Conseil constitutionnel, Décision n° 2013-316 QPC du 24 mai 2013

Par une décision rendue le 24 mai 2013, le Conseil constitutionnel s’est prononcé sur la conformité de la délimitation du domaine public maritime naturel. Les requérants contestaient les dispositions de l’article L. 2111-4 du code général de la propriété des personnes publiques relatives à l’incorporation automatique des rivages. Ils soutenaient que ce transfert de propriété sans indemnisation préalable portait une atteinte disproportionnée au droit de propriété garanti par la Déclaration de 1789. La question prioritaire de constitutionnalité fut transmise par le Conseil d’État afin d’examiner la validité de ce critère physique de domanialité face aux exigences constitutionnelles. Les parties invoquaient également une méconnaissance du droit à un recours juridictionnel effectif et des principes posés par la Charte de l’environnement concernant la participation publique. Le problème juridique résidait dans la conciliation entre la protection nécessaire du rivage de la mer et le respect des prérogatives fondamentales des propriétaires privés riverains. Le Conseil constitutionnel a déclaré la disposition conforme à la Constitution, tout en assortissant sa décision d’une réserve d’interprétation protectrice pour les propriétaires de digues.

**I. La confirmation constitutionnelle du critère physique de délimitation**

Le législateur définit le rivage de la mer comme tout ce qu’elle « couvre et découvre jusqu’où les plus hautes mers peuvent s’étendre ». Ce critère objectif repose sur un phénomène naturel indépendant de la volonté de la puissance publique pour fixer les limites de son domaine public. Le Conseil constitutionnel estime que les espaces couverts, même épisodiquement, par les flots ne peuvent plus, par leur nature même, faire l’objet d’une propriété privée. L’incorporation automatique résulte ainsi de la modification physique des lieux sans qu’une décision administrative discrétionnaire ne vienne modifier arbitrairement les limites foncières des riverains.

Cette mutation domaniale n’est pas qualifiée par le juge de privation de propriété au sens de l’article 17 de la Déclaration de 1789. Le juge considère que les dispositions contestées n’entraînent pas une spoliation injustifiée mais organisent simplement la constatation juridique d’un état naturel et changeant du sol. L’atteinte portée aux droits des propriétaires demeure proportionnée à l’objectif d’intérêt général visant à préserver l’intégrité ainsi que la gestion du domaine maritime national. La loi se borne ainsi à tirer les conséquences d’un recul du trait de côte sans méconnaître les principes fondamentaux régissant le régime de la propriété.

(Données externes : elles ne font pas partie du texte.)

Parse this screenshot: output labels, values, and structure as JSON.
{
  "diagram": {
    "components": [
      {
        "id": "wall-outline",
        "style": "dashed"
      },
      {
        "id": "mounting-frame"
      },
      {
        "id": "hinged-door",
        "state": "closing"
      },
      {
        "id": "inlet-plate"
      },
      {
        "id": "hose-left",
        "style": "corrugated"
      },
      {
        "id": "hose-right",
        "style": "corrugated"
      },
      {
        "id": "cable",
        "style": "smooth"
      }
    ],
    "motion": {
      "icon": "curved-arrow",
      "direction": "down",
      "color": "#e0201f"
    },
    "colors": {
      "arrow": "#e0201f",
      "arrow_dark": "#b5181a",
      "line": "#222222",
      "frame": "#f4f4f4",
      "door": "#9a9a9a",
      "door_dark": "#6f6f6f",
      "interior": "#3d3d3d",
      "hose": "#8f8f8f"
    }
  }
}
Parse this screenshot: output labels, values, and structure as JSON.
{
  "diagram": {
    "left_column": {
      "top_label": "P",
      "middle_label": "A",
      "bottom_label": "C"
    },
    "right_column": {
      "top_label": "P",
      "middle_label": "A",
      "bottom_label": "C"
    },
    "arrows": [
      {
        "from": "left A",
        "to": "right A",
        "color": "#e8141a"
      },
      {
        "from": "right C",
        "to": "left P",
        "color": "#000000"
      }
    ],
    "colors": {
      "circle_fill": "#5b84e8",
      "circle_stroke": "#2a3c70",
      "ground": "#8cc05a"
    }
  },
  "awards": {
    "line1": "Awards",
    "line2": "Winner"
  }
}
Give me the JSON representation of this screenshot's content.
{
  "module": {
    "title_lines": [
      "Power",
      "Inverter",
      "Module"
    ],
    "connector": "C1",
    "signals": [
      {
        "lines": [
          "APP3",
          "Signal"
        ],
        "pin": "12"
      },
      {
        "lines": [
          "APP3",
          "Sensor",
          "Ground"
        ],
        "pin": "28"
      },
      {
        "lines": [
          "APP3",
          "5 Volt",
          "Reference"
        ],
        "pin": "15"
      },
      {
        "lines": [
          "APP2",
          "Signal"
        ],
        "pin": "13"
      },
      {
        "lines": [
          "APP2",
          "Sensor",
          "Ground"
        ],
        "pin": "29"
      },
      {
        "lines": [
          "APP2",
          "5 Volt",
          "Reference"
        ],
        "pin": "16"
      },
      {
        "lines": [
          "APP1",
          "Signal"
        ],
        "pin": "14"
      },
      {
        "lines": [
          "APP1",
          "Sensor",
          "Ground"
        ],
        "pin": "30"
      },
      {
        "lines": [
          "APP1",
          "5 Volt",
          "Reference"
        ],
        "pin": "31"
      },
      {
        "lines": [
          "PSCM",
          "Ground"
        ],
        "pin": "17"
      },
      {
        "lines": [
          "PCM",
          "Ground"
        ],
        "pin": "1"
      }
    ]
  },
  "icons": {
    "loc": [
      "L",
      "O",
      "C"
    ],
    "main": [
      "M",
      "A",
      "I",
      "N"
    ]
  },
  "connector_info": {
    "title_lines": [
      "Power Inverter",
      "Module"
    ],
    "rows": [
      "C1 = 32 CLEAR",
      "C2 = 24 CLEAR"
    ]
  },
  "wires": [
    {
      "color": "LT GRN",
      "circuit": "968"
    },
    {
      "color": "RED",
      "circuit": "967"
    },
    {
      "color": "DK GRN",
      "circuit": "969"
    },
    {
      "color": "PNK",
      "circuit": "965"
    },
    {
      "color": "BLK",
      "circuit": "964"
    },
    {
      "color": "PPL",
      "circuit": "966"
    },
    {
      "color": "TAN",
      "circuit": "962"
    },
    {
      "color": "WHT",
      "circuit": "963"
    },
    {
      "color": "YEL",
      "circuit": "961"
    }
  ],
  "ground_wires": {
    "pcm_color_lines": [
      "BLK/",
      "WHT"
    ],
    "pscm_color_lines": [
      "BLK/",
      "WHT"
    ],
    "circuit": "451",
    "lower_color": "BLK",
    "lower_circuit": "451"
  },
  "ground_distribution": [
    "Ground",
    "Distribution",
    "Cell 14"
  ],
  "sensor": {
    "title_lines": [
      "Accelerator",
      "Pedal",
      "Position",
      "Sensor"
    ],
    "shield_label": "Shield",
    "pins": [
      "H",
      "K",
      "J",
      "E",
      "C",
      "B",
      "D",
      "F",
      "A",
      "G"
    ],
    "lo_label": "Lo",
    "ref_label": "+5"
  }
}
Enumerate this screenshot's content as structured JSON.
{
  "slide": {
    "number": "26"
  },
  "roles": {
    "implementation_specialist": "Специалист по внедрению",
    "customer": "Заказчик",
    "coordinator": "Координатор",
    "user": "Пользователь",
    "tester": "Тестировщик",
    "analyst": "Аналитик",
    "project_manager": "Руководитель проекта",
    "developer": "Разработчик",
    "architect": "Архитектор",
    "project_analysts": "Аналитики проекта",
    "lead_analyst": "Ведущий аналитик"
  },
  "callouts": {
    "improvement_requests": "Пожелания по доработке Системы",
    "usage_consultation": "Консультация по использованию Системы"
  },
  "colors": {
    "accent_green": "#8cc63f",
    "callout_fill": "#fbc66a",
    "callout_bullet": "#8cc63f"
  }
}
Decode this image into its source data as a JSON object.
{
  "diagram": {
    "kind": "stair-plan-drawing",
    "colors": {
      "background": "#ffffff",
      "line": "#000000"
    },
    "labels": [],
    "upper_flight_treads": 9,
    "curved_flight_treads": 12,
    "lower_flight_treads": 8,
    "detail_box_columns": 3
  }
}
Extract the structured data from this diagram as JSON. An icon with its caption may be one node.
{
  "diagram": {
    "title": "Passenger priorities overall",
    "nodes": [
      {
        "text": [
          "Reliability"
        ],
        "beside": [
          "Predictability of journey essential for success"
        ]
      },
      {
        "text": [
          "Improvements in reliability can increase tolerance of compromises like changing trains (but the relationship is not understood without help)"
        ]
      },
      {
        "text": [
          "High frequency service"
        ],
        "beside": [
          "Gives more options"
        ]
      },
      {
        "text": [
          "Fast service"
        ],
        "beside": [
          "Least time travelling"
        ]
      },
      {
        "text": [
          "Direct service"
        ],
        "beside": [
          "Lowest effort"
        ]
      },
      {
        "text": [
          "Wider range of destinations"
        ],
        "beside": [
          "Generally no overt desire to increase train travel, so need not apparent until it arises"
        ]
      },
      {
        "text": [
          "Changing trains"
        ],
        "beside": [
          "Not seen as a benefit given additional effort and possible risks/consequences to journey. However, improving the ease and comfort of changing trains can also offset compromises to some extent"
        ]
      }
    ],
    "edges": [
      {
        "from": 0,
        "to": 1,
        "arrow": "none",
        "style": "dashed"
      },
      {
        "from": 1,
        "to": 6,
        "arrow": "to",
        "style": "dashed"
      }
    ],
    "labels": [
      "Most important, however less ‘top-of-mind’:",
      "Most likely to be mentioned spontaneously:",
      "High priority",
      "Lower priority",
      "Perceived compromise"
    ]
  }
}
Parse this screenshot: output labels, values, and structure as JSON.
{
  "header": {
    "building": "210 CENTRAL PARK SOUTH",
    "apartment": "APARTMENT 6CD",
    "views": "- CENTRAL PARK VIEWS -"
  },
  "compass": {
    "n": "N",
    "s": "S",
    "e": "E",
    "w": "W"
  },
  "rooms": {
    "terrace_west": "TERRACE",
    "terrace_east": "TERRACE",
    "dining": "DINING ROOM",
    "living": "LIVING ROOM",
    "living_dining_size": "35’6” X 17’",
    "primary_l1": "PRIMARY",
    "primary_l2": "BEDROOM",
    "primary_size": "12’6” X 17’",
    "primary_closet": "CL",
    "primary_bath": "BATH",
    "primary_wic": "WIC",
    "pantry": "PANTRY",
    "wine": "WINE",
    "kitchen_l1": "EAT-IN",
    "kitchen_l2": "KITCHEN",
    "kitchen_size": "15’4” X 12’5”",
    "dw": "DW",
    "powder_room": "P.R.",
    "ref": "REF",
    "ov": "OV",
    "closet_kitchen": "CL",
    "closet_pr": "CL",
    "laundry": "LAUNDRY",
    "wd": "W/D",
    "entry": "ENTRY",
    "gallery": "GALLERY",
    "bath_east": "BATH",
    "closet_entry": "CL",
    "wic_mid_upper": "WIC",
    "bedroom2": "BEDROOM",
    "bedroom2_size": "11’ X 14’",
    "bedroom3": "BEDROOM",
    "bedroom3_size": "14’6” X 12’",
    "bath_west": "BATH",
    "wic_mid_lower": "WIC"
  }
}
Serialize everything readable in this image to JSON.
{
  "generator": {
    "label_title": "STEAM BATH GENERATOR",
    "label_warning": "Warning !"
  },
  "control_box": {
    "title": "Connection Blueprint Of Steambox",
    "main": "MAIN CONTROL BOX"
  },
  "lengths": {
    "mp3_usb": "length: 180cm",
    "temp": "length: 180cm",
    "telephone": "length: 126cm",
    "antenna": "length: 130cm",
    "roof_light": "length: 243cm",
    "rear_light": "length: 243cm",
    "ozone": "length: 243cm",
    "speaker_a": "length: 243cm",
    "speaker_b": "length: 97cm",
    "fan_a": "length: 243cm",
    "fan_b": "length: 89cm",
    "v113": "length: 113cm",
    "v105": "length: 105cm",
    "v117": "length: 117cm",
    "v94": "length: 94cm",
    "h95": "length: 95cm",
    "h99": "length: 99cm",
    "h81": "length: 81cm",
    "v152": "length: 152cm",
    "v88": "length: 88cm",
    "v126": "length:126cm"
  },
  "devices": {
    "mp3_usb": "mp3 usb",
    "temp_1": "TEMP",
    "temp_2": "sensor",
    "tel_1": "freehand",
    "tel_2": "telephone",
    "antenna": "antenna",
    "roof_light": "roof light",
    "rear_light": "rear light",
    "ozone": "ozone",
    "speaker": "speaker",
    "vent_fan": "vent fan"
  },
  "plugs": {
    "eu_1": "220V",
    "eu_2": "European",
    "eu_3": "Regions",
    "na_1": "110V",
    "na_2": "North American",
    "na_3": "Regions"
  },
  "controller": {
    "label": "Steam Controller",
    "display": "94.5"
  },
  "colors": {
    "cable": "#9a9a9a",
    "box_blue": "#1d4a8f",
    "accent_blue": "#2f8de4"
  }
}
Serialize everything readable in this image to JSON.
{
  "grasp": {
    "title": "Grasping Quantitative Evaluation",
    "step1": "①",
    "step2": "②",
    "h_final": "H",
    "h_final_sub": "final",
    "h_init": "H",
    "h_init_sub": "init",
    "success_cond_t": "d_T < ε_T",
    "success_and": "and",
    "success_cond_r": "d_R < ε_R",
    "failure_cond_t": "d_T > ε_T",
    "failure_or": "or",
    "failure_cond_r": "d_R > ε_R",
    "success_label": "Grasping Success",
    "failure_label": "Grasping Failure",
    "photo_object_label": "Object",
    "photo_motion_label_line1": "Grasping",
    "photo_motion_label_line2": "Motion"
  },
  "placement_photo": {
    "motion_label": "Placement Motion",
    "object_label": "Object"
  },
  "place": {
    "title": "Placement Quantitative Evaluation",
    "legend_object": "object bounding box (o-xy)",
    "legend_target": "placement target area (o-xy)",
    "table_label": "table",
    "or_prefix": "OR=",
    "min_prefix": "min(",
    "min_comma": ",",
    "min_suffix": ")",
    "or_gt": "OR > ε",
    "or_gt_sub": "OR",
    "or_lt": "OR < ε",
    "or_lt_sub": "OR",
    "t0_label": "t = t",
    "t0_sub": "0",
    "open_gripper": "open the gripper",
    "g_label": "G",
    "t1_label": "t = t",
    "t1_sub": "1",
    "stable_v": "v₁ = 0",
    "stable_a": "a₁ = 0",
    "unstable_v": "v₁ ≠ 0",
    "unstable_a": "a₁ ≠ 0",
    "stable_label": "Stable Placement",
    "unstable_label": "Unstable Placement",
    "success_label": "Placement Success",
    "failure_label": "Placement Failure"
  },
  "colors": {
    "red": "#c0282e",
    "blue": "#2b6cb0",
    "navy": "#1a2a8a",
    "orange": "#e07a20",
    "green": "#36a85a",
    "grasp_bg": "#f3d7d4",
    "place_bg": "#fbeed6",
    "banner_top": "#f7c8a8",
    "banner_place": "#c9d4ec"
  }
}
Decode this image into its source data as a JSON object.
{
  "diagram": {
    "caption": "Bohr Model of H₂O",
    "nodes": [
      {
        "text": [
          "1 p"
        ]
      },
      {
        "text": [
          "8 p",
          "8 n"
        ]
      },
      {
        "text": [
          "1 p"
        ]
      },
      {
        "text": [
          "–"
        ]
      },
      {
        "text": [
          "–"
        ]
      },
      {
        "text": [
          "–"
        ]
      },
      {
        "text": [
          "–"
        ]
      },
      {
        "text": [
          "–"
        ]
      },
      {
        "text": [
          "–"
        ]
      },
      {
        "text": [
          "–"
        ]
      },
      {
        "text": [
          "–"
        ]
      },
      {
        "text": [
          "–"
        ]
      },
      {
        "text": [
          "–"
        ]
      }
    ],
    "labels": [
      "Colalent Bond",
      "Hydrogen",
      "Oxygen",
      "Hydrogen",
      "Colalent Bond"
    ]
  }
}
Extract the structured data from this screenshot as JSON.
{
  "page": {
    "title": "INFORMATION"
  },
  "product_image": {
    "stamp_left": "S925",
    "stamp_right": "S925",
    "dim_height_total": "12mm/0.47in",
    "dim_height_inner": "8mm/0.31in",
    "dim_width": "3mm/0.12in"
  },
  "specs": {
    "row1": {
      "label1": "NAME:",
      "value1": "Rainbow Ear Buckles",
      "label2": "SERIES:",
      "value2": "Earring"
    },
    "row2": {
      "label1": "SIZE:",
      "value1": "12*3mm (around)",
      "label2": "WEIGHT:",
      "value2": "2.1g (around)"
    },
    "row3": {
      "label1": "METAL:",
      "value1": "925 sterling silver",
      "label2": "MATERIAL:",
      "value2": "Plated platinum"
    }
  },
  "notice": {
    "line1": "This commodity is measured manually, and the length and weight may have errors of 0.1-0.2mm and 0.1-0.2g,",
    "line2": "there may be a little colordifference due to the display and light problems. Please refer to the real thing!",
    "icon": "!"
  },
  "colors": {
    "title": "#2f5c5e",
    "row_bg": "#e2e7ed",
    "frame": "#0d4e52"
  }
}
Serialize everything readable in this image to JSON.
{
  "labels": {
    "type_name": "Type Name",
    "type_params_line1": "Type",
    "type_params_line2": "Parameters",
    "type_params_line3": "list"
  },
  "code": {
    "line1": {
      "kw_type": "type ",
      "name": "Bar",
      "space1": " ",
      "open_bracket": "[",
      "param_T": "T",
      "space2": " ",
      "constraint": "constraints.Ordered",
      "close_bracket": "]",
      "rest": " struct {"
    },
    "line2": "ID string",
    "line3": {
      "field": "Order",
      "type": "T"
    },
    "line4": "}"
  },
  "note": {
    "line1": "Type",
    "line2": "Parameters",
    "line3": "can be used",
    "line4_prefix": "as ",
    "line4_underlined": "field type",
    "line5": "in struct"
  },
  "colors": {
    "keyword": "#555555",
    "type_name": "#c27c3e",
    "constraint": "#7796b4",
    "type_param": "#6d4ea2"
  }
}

**II. L’encadrement des effets de l’incorporation par la sauvegarde des droits**

Le Conseil rappelle que le propriétaire riverain dispose de voies de recours effectives pour contester les actes de délimitation ou revendiquer sa propriété foncière. Une action en revendication reste ouverte durant un délai de dix ans suivant l’acte de délimitation pour permettre au particulier de faire valoir ses droits. Le justiciable peut également obtenir une indemnisation si l’incorporation résulte d’un défaut d’entretien ou de la construction d’ouvrages spécifiques par la puissance publique sur le rivage. Ces garanties procédurales assurent le respect de l’article 16 de la Déclaration de 1789 en offrant aux administrés un accès concret au juge administratif ou judiciaire.

Une réserve d’interprétation est formulée pour le cas où une digue légalement érigée par un propriétaire privé serait incorporée au domaine public maritime naturel. Le Conseil juge que forcer le propriétaire à détruire cet ouvrage à ses propres frais, suite à l’évolution des limites, méconnaîtrait gravement la garantie des droits. L’obligation de démolition pèserait lourdement sur l’administré alors que l’ouvrage visait initialement à protéger sa parcelle contre l’avancée naturelle des eaux de la mer territoriale. Sous cette condition impérative de prise en charge, le dispositif législatif est déclaré conforme afin de concilier la protection du rivage et l’équité financière.

Source : Cour de cassation – Base Open Data « Judilibre » & « Légifrance ».